6. Microbial Dysbiosis in Atopic Dermatitis
The profound diversity of microbial organisms that colonize the human body constitutes a captivating ecosystem, impacting human health and well-being through multifaceted interactions and mechanisms. In particular, the skin microbiome assumes a pivotal role in the host’s defense mechanisms, acting as an additional barrier against external pathogens, modulating immune responses, and contributing to the maintenance of cutaneous homeostasis
[96]. Likewise, the gut microbiome participates in an abundance of physiological processes, such as metabolism, digestion, and immune responses, and has been implicated in systemic disorders; dysbiosis of microbial populations in both tissues can be perpetuated by aberrant immune responses, leading to a vicious cycle mediated by the inflammatory cascade
[97][98]. In eczema, such interactions between the impaired skin barrier, perturbed immune response, and microbial alterations strongly participate in both the disease onset as well as the maintenance phase; nevertheless, molecular changes have yet to be systematically elucidated.
The perturbed microbial composition in patients with AD has been extensively characterized, with the presence of
S. aureus governing the dysfunctional epithelial barrier along with the reduction of glycerol fermentation bacteria, such as
C. acnes and
S. epidermis [99][100]. Beheshti and colleagues conducted a comprehensive multi-omics assessment of saliva samples from 37 AD infants, employing targeted cytokine, human mRNA, miRNA, and 16s ribosomal RNA analyses to unveil putative novel pathological mechanisms in eczema onset
[101]. Despite focusing on identified deregulated markers of AD, with the exemplars of
FLG,
SPINK5,
mir-146b, and alpha diversity of Proteobacteria, significant differences were uncovered for several molecular factors, such as
mir-375,
mir-21, Th1/Th2 ratio (measured by the IL-8/IL-6 ratio) and Proteobacteria abundance, with the latter being positively correlated with the expression levels of
mir-375 (rho = 0.21).
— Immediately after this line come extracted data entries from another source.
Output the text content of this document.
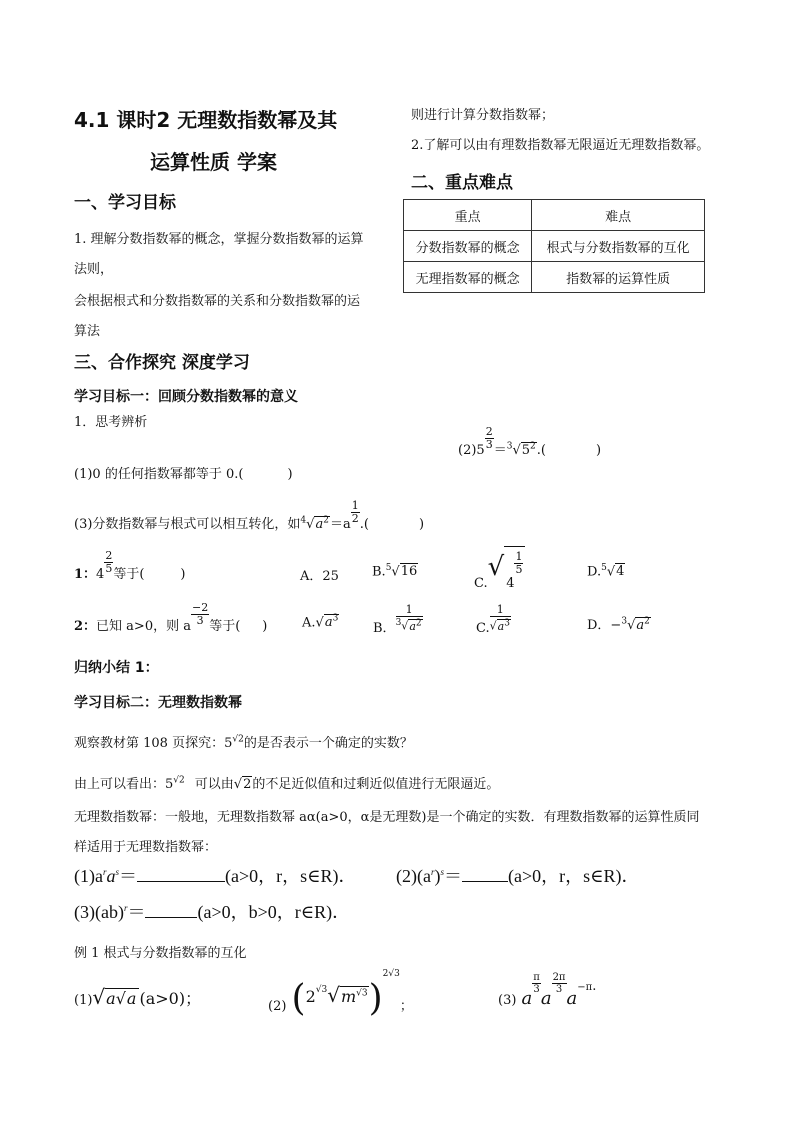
4.1 课时2 无理数指数幂及其
运算性质 学案
则进行计算分数指数幂；
2.了解可以由有理数指数幂无限逼近无理数指数幂。
一、学习目标
1. 理解分数指数幂的概念，掌握分数指数幂的运算
法则，
会根据根式和分数指数幂的关系和分数指数幂的运
算法
二、重点难点
重点	难点
分数指数幂的概念	根式与分数指数幂的互化
无理指数幂的概念	指数幂的运算性质
三、合作探究 深度学习
学习目标一：回顾分数指数幂的意义
1．思考辨析
(1)0 的任何指数幂都等于 0.(	)
$(2)5 \frac{2}{3} =^3√5^2$.(	)
(3)分数指数幂与根式可以相互转化，如$^4√a^2=a \frac{1}{2}$ .(	)
1：$4 \frac{2}{5}$ 等于(	)	A．25	B.$^5$√16
C.√4
$\frac{1}{5}$	D.$^5$√4
2：已知 a>0，则 a $\frac{-2}{3}$ 等于( )	$A.√a^3$
B． $\frac{1}{^3√a^2}$	C. $\frac{1}{√a^3}$	D．$-^3√a^2$
归纳小结 1：
学习目标二：无理数指数幂
观察教材第 108 页探究：$5^{√2}$的是否表示一个确定的实数？
由上可以看出：$5^{√2}$ 可以由√2的不足近似值和过剩近似值进行无限逼近。
无理数指数幂：一般地，无理数指数幂 aα(a>0，α是无理数)是一个确定的实数．有理数指数幂的运算性质同
样适用于无理数指数幂：
$(1)a^ra^s=$	(a>0，r，s∈R)． $(2)(a^r)^s=$	(a>0，r，s∈R)．
(3)(ab)$^r$＝	(a>0，b>0，r∈R)．
例 1 根式与分数指数幂的互化
(1)√a√a (a>0)；	$_{(2)}$ $(2^{√3}√m^{√3})^{2√3}_;$	$_{(3)}$ a
$\frac{\pi}{3}$
a
$\frac{2\pi}{3}$
a−π.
Alpha diversity also reported a positive correlation with the AD severity, further emphasizing the prominent role of the microbiome in disease pathogenesis. Notably, statistically significant factors from each -omics analysis showed a high discriminative ability as measured by the receiver operator characteristics curve (c-statistic = 0.814), providing the framework for additional investigation of such factors in the cutaneous inflammation.
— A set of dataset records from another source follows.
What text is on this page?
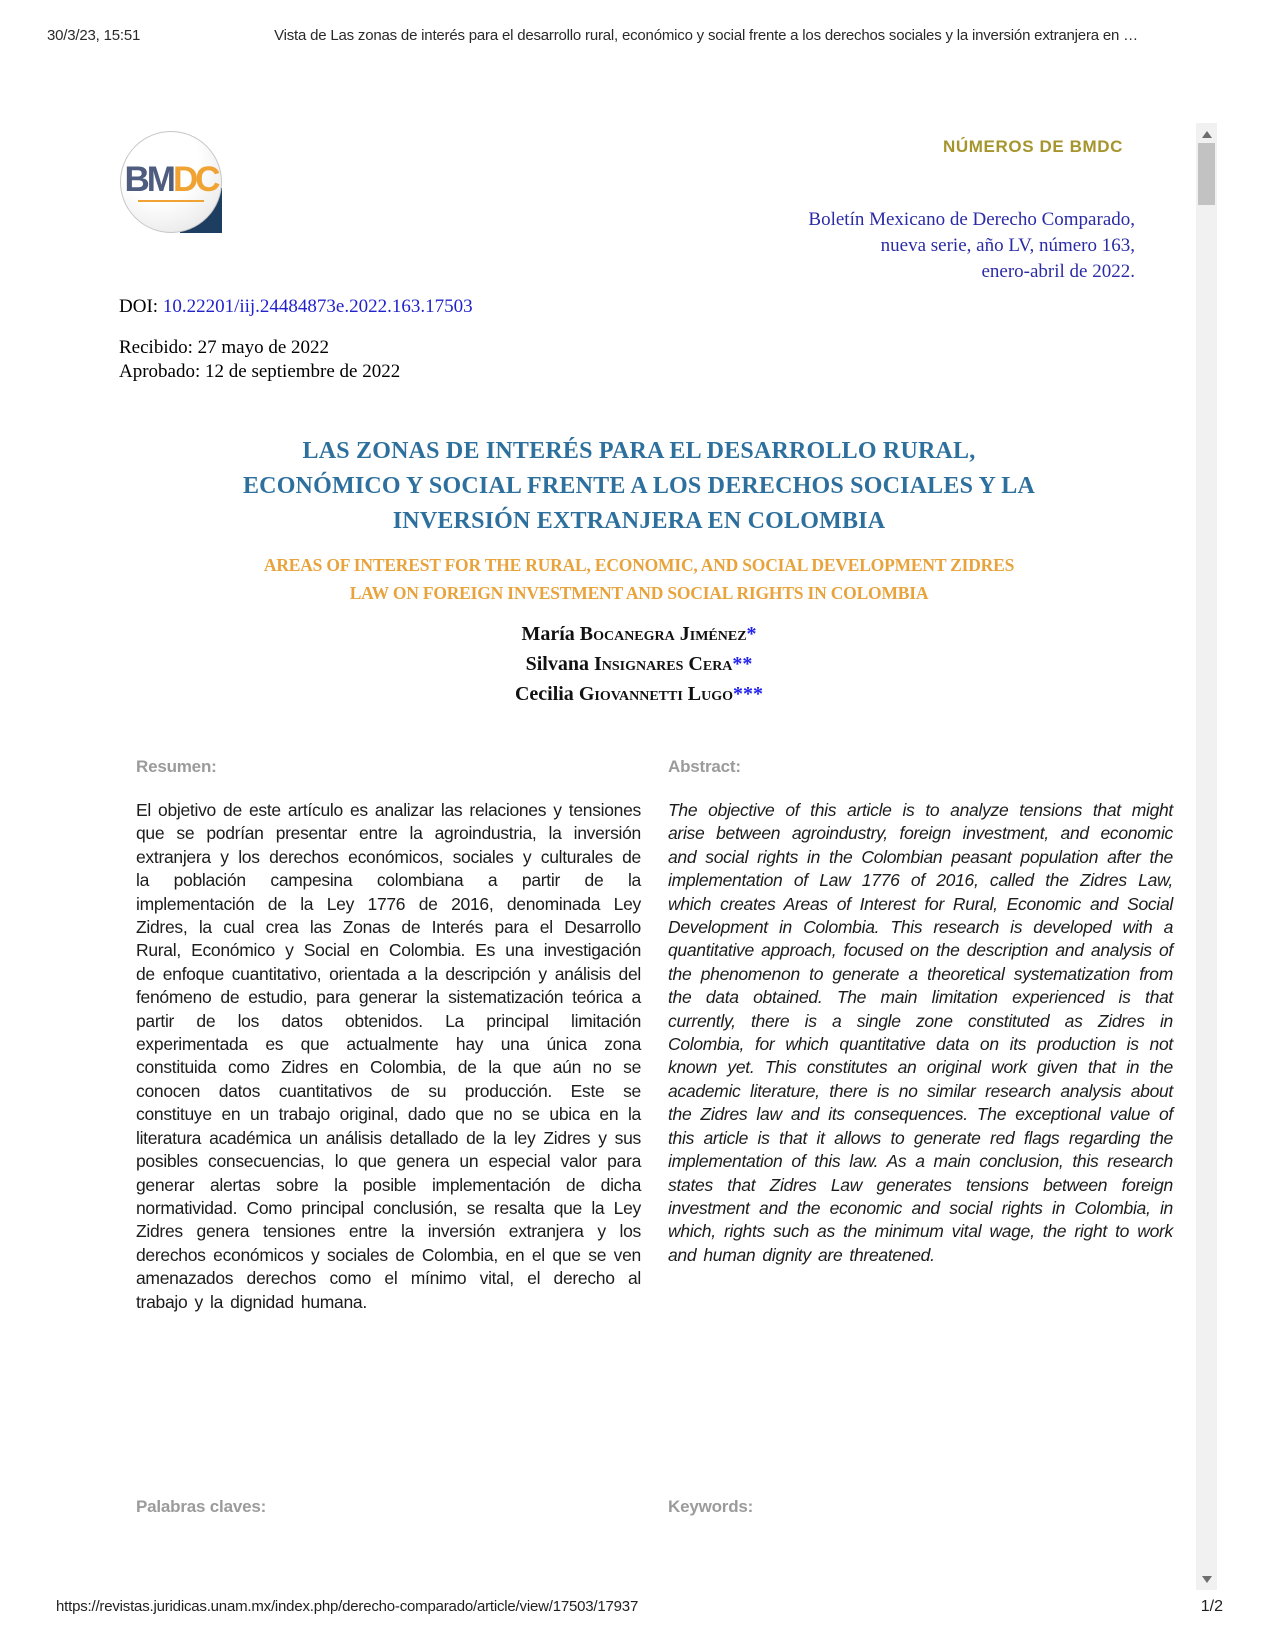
30/3/23, 15:51	Vista de Las zonas de interés para el desarrollo rural, económico y social frente a los derechos sociales y la inversión extranjera en …
BMDC
NÚMEROS DE BMDC
Boletín Mexicano de Derecho Comparado,
nueva serie, año LV, número 163,
enero-abril de 2022.
DOI: 10.22201/iij.24484873e.2022.163.17503
Recibido: 27 mayo de 2022
Aprobado: 12 de septiembre de 2022
LAS ZONAS DE INTERÉS PARA EL DESARROLLO RURAL,
ECONÓMICO Y SOCIAL FRENTE A LOS DERECHOS SOCIALES Y LA
INVERSIÓN EXTRANJERA EN COLOMBIA
AREAS OF INTEREST FOR THE RURAL, ECONOMIC, AND SOCIAL DEVELOPMENT ZIDRES
LAW ON FOREIGN INVESTMENT AND SOCIAL RIGHTS IN COLOMBIA
María Bocanegra Jiménez*
Silvana Insignares Cera**
Cecilia Giovannetti Lugo***
Resumen:

El objetivo de este artículo es analizar las relaciones y tensiones que se podrían presentar entre la agroindustria, la inversión extranjera y los derechos económicos, sociales y culturales de la población campesina colombiana a partir de la implementación de la Ley 1776 de 2016, denominada Ley Zidres, la cual crea las Zonas de Interés para el Desarrollo Rural, Económico y Social en Colombia. Es una investigación de enfoque cuantitativo, orientada a la descripción y análisis del fenómeno de estudio, para generar la sistematización teórica a partir de los datos obtenidos. La principal limitación experimentada es que actualmente hay una única zona constituida como Zidres en Colombia, de la que aún no se conocen datos cuantitativos de su producción. Este se constituye en un trabajo original, dado que no se ubica en la literatura académica un análisis detallado de la ley Zidres y sus posibles consecuencias, lo que genera un especial valor para generar alertas sobre la posible implementación de dicha normatividad. Como principal conclusión, se resalta que la Ley Zidres genera tensiones entre la inversión extranjera y los derechos económicos y sociales de Colombia, en el que se ven amenazados derechos como el mínimo vital, el derecho al trabajo y la dignidad humana.

Abstract:

The objective of this article is to analyze tensions that might arise between agroindustry, foreign investment, and economic and social rights in the Colombian peasant population after the implementation of Law 1776 of 2016, called the Zidres Law, which creates Areas of Interest for Rural, Economic and Social Development in Colombia. This research is developed with a quantitative approach, focused on the description and analysis of the phenomenon to generate a theoretical systematization from the data obtained. The main limitation experienced is that currently, there is a single zone constituted as Zidres in Colombia, for which quantitative data on its production is not known yet. This constitutes an original work given that in the academic literature, there is no similar research analysis about the Zidres law and its consequences. The exceptional value of this article is that it allows to generate red flags regarding the implementation of this law. As a main conclusion, this research states that Zidres Law generates tensions between foreign investment and the economic and social rights in Colombia, in which, rights such as the minimum vital wage, the right to work and human dignity are threatened.

Palabras claves:	Keywords:
https://revistas.juridicas.unam.mx/index.php/derecho-comparado/article/view/17503/17937	1/2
Despite the limited research on histone modification in the eczema landscape, Traisaeng and colleagues explored the potential therapeutic implication of butyric acid analogs in AD through the inhibition of
S. aureus colonization and effects on histone modifications in HaCaT KCs
[102]. Butyric acid, a short-chain fatty acid (SCFA), exhibits anti-microbial activity as well as represses the expression of histone deacetylase (HDAC), leading to increased transcriptional activity and has been proposed as a potent anti-inflammatory modulator
[103][104]. The abundance of
S. aureus in eczema skin was significantly reduced at in vitro co-culture with
S. epidermis, accompanied by the presence of 2% glycerol through glycerol fermentation, as well as in AD mice suppressing the expression of IL-6. Administration of water-soluble butyric acid (BA–NH–NH–BA), the sole fermentation metabolite of
S. epidermidis, in HaCaT KCs increased the levels of acetylated Histone H3 lysine 9 (AcH3K9), reporting as well dose-dependent reduction of cutaneous IL-6 levels. The investigation of histone modifications accompanied by the microbial diversity in eczema is of paramount importance to unveil the underlying molecular mechanisms and highlight possible therapeutic targets.